The ride-share company Lyft is rolling out a low-cost transit service called Lyft Shuttle—and people are noticing that the concept sounds awfully familiar.


Here's how Lyft Shuttle works: You open the app, find a preset route, walk to a pickup point, and exit at a designated stop near your destination. It is, in essence, a privatized bus service.

While jokes about out-of-touch Silicon Valley executives patting themselves on the back for reinventing the wheel write themselves, the unfunny truth is that public transportation in the U.S. is in decline—and investments in transportation infrastructure are seriously lacking.

The American Society of Civil Engineers gave the U.S. a "D+" with respect to infrastructure in its latest annual report. It says that "while the physical condition of America’s road pavement and bridge structures has improved, roadway congestion continues to increase over time, and the condition of America’s public transportation facilities and equipment continues to decline."


Public support for investing in public transit is high. In 2014, the American Public Transportation Association released a report that showed 74 percent of people embrace spending on public transportation. But that same report noted that only 5 percent of people actually use mass transit.
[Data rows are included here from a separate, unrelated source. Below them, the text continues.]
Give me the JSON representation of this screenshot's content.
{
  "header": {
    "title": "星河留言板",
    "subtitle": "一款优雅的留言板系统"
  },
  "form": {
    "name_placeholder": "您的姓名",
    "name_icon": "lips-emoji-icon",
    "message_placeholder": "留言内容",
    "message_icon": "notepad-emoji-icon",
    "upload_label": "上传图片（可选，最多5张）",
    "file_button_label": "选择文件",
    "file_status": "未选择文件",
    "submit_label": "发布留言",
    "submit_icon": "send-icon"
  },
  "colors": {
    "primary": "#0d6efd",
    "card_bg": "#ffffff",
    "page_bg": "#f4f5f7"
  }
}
"People believe transit has collective benefits that don't require their personal usage," The Atlantic reported.


The collective embrace of mass transit spending hasn't translated into greater investment from federal, state, and local governments. As ATTN: previously reported, the decline in spending on mass transit has directly led some jurisdictions to consider private-public transportation partnerships with the likes of Uber or Lyft.

President Donald Trump's much-anticipated $1 trillion infrastructure plan is expected to include transportation investments. But proposed budget cuts would also eliminate an Obama-era grant program that's been used to "fund a variety of transportation projects, including high-speed and intracity rail, highway construction and transit bus systems," Reuters reported.